Model interpretation for Visual Question Answering

In this notebook we demonstrate how to apply model interpretability algorithms from captum library on VQA models. More specifically we explain model predictions by applying integrated gradients on a small sample of image-question pairs. More details about Integrated gradients can be found in the original paper: https://arxiv.org/pdf/1703.01365.pdf

As a reference VQA model we use the following open source implementation: https://github.com/Cyanogenoid/pytorch-vqa

In [2]:
import os, sys
import numpy as np

# Clone PyTorch VQA project from: https://github.com/Cyanogenoid/pytorch-vqa and add to your filepath
# Replace <PROJECT-DIR> placeholder with your project directory path
sys.path.append(os.path.realpath('<PROJECT-DIR>/pytorch-vqa'))

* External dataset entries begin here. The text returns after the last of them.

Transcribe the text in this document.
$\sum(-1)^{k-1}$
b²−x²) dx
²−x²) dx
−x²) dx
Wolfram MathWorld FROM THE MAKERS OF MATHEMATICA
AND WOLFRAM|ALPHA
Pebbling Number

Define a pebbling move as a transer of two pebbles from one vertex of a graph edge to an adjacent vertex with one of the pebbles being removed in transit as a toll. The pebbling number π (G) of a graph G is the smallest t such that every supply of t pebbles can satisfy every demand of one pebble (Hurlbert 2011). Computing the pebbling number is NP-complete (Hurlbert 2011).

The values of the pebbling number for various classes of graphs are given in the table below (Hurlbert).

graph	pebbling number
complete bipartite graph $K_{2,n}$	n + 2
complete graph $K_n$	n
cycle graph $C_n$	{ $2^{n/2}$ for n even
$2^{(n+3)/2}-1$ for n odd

# Clone PyTorch Resnet model from: https://github.com/Cyanogenoid/pytorch-resnet and add to your filepath
# We can also use standard resnet model from torchvision package, however the model from `pytorch-resnet` 
# is slightly different from the original resnet model and performs better on this particular VQA task
sys.path.append(os.path.realpath('<PROJECT-DIR>/pytorch-resnet'))
In [3]:
import matplotlib.pyplot as plt
import torch
import torchvision
import torchvision.transforms as transforms
import torch.nn.functional as F

import resnet  # from pytorch-resnet

import matplotlib.pyplot as plt
from PIL import Image

from model import Net, apply_attention, tile_2d_over_nd # from pytorch-vqa
from utils import get_transform # from pytorch-vqa

from captum.attr import IntegratedGradients
from captum.attr import InterpretableEmbeddingBase, TokenReferenceBase
from captum.attr import visualization, configure_interpretable_embedding_layer, remove_interpretable_embedding_layer
In [4]:
device = torch.device("cuda:0" if torch.cuda.is_available() else "cpu")

Loading VQA model

In [5]:
saved_state = torch.load('models/2017-08-04_00.55.19.pth', map_location=device)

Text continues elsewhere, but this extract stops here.